Google researchers know how much people like to trick others into thinking they’re on the moon, or that it’s night instead of day, and other fun shenanigans only possible if you happen to be in a movie studio in front of a green screen. So they did what any good 2018 coder would do: build a neural network that lets you do it.
This “video segmentation” tool, as they call it (well, everyone does) is rolling out to YouTube Stories on mobile in a limited fashion starting now — if you see the option, congratulations, you’re a beta tester.

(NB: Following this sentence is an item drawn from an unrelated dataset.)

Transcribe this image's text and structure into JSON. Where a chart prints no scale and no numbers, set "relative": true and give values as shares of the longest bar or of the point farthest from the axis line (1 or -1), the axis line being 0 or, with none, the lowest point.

A lot of ingenuity seems to have gone into this feature. It’s a piece of cake to figure out where the foreground ends and the background begins if you have a depth-sensing camera (like the iPhone X’s front-facing array) or plenty of processing time and no battery to think about (like a desktop computer).
On mobile, though, and with an ordinary RGB image, it’s not so easy to do. And if doing a still image is hard, video is even more so, since the computer has to do the calculation 30 times a second at a minimum.

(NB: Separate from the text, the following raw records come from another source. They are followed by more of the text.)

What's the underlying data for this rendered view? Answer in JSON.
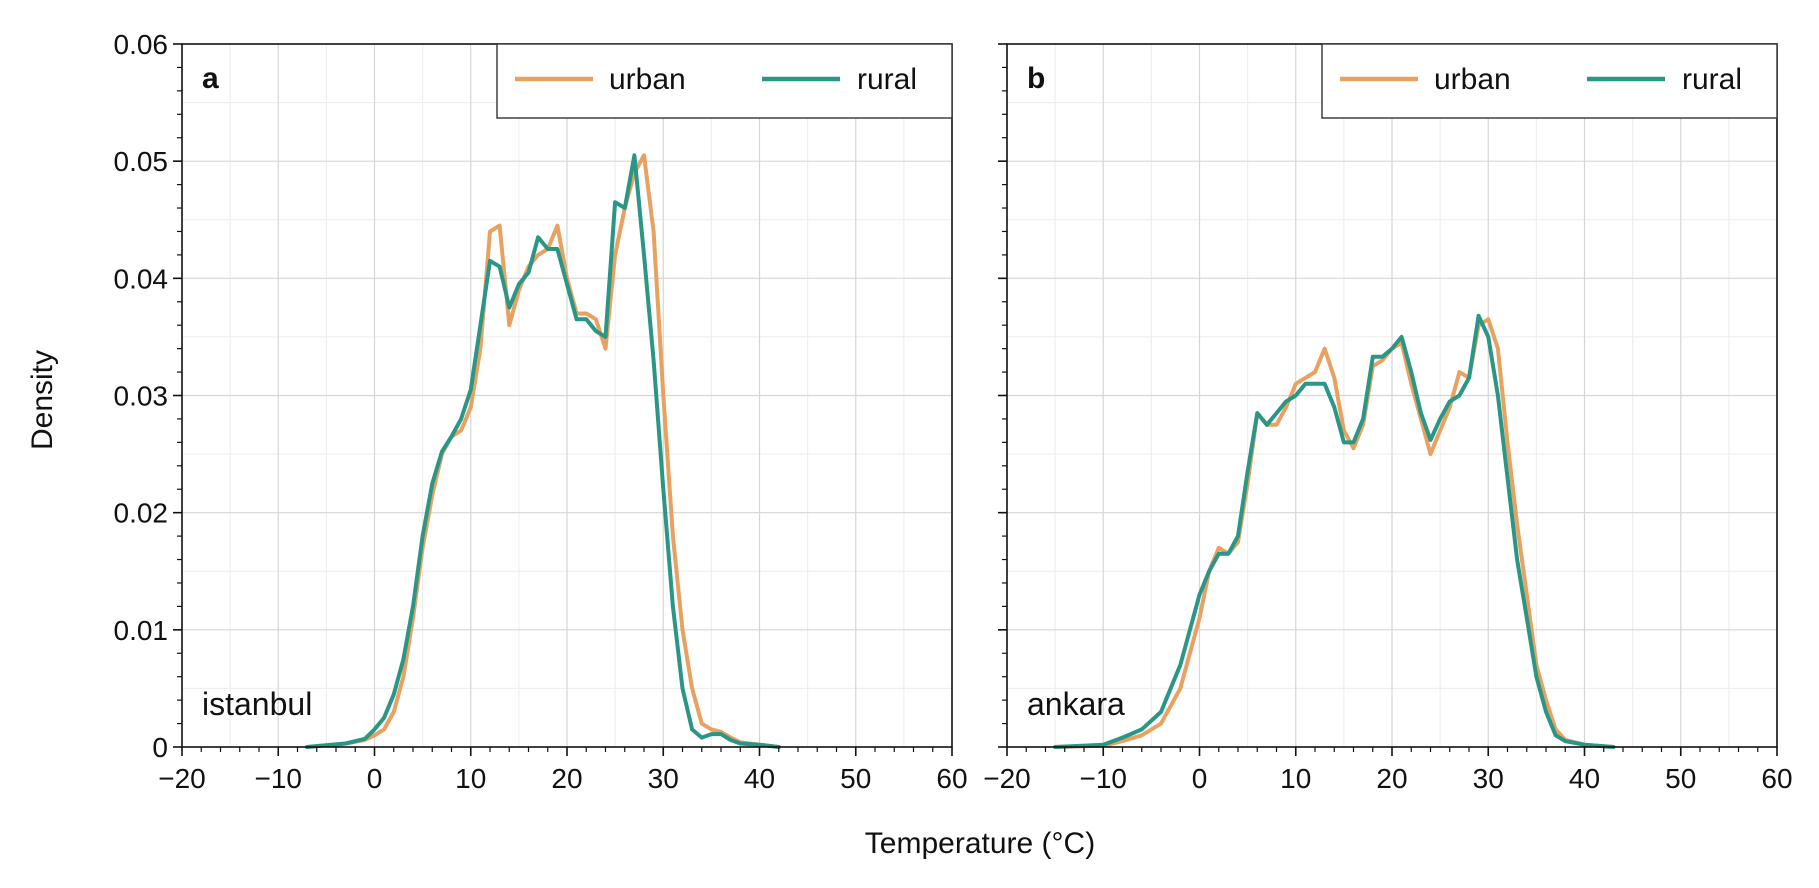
{
  "figure": {
    "xlabel": "Temperature (°C)",
    "ylabel": "Density"
  },
  "colors": {
    "urban": "#E8A160",
    "rural": "#2A9686"
  },
  "chart_data": [
    {
      "type": "line",
      "panel_label": "a",
      "annotation": "istanbul",
      "legend": {
        "placement": "top-right",
        "entries": [
          "urban",
          "rural"
        ]
      },
      "xlim": [
        -20,
        60
      ],
      "ylim": [
        0,
        0.06
      ],
      "xticks": [
        "−20",
        "−10",
        "0",
        "10",
        "20",
        "30",
        "40",
        "50",
        "60"
      ],
      "yticks": [
        "0",
        "0.01",
        "0.02",
        "0.03",
        "0.04",
        "0.05",
        "0.06"
      ],
      "grid": true,
      "series": [
        {
          "name": "urban",
          "x": [
            -7,
            -3,
            -1,
            0,
            1,
            2,
            3,
            4,
            5,
            6,
            7,
            8,
            9,
            10,
            11,
            12,
            13,
            14,
            15,
            16,
            17,
            18,
            19,
            20,
            21,
            22,
            23,
            24,
            25,
            26,
            27,
            28,
            29,
            30,
            31,
            32,
            33,
            34,
            35,
            36,
            37,
            38,
            40,
            42
          ],
          "y": [
            0.0,
            0.0003,
            0.0006,
            0.001,
            0.0015,
            0.003,
            0.006,
            0.011,
            0.017,
            0.0215,
            0.025,
            0.0265,
            0.027,
            0.029,
            0.034,
            0.044,
            0.0445,
            0.036,
            0.039,
            0.041,
            0.042,
            0.0425,
            0.0445,
            0.04,
            0.037,
            0.037,
            0.0365,
            0.034,
            0.042,
            0.046,
            0.049,
            0.0505,
            0.044,
            0.03,
            0.018,
            0.01,
            0.005,
            0.002,
            0.0015,
            0.0013,
            0.0008,
            0.0004,
            0.0002,
            0.0
          ]
        },
        {
          "name": "rural",
          "x": [
            -7,
            -3,
            -1,
            0,
            1,
            2,
            3,
            4,
            5,
            6,
            7,
            8,
            9,
            10,
            11,
            12,
            13,
            14,
            15,
            16,
            17,
            18,
            19,
            20,
            21,
            22,
            23,
            24,
            25,
            26,
            27,
            28,
            29,
            30,
            31,
            32,
            33,
            34,
            35,
            36,
            37,
            38,
            40,
            42
          ],
          "y": [
            0.0,
            0.0003,
            0.0007,
            0.0015,
            0.0025,
            0.0045,
            0.0075,
            0.012,
            0.018,
            0.0225,
            0.0252,
            0.0265,
            0.028,
            0.0305,
            0.036,
            0.0415,
            0.041,
            0.0375,
            0.0395,
            0.0405,
            0.0435,
            0.0425,
            0.0425,
            0.0395,
            0.0365,
            0.0365,
            0.0355,
            0.035,
            0.0465,
            0.046,
            0.0505,
            0.042,
            0.033,
            0.022,
            0.012,
            0.005,
            0.0015,
            0.0008,
            0.0011,
            0.0011,
            0.0006,
            0.0003,
            0.0002,
            0.0
          ]
        }
      ]
    },
    {
      "type": "line",
      "panel_label": "b",
      "annotation": "ankara",
      "legend": {
        "placement": "top-right",
        "entries": [
          "urban",
          "rural"
        ]
      },
      "xlim": [
        -20,
        60
      ],
      "ylim": [
        0,
        0.06
      ],
      "xticks": [
        "−20",
        "−10",
        "0",
        "10",
        "20",
        "30",
        "40",
        "50",
        "60"
      ],
      "yticks": [],
      "grid": true,
      "series": [
        {
          "name": "urban",
          "x": [
            -15,
            -10,
            -8,
            -6,
            -4,
            -2,
            0,
            1,
            2,
            3,
            4,
            5,
            6,
            7,
            8,
            9,
            10,
            11,
            12,
            13,
            14,
            15,
            16,
            17,
            18,
            19,
            20,
            21,
            22,
            23,
            24,
            25,
            26,
            27,
            28,
            29,
            30,
            31,
            32,
            33,
            34,
            35,
            36,
            37,
            38,
            40,
            43
          ],
          "y": [
            0.0,
            0.0001,
            0.0005,
            0.001,
            0.002,
            0.005,
            0.011,
            0.015,
            0.017,
            0.0165,
            0.0175,
            0.0225,
            0.0285,
            0.0275,
            0.0275,
            0.029,
            0.031,
            0.0315,
            0.032,
            0.034,
            0.0315,
            0.027,
            0.0255,
            0.0275,
            0.0325,
            0.033,
            0.034,
            0.0345,
            0.031,
            0.028,
            0.025,
            0.027,
            0.029,
            0.032,
            0.0315,
            0.036,
            0.0365,
            0.034,
            0.026,
            0.019,
            0.013,
            0.007,
            0.004,
            0.0015,
            0.0006,
            0.0002,
            0.0
          ]
        },
        {
          "name": "rural",
          "x": [
            -15,
            -10,
            -8,
            -6,
            -4,
            -2,
            0,
            1,
            2,
            3,
            4,
            5,
            6,
            7,
            8,
            9,
            10,
            11,
            12,
            13,
            14,
            15,
            16,
            17,
            18,
            19,
            20,
            21,
            22,
            23,
            24,
            25,
            26,
            27,
            28,
            29,
            30,
            31,
            32,
            33,
            34,
            35,
            36,
            37,
            38,
            40,
            43
          ],
          "y": [
            0.0,
            0.0002,
            0.0008,
            0.0015,
            0.003,
            0.007,
            0.013,
            0.015,
            0.0165,
            0.0165,
            0.018,
            0.0235,
            0.0285,
            0.0275,
            0.0285,
            0.0295,
            0.03,
            0.031,
            0.031,
            0.031,
            0.029,
            0.026,
            0.026,
            0.028,
            0.0333,
            0.0333,
            0.034,
            0.035,
            0.032,
            0.0285,
            0.0262,
            0.028,
            0.0295,
            0.03,
            0.0315,
            0.0368,
            0.035,
            0.03,
            0.023,
            0.016,
            0.011,
            0.006,
            0.003,
            0.001,
            0.0005,
            0.0002,
            0.0
          ]
        }
      ]
    }
  ]
}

Well, Google’s engineers took that as a challenge, and set up a convolutional neural network architecture, training it on thousands of labelled images like the one to the right.
The network learned to pick out the common features of a head and shoulders, and a series of optimizations lowered the amount of data it needed to crunch in order to do so. And — although it’s cheating a bit — the result of the previous calculation (so, a sort of cutout of your head) gets used as raw material for the next one, further reducing load.
The result is a fast, relatively accurate segmentation engine that runs more than fast enough to be used in video — 40 frames per second on the Pixel 2 and over 100 on the iPhone 7 (!).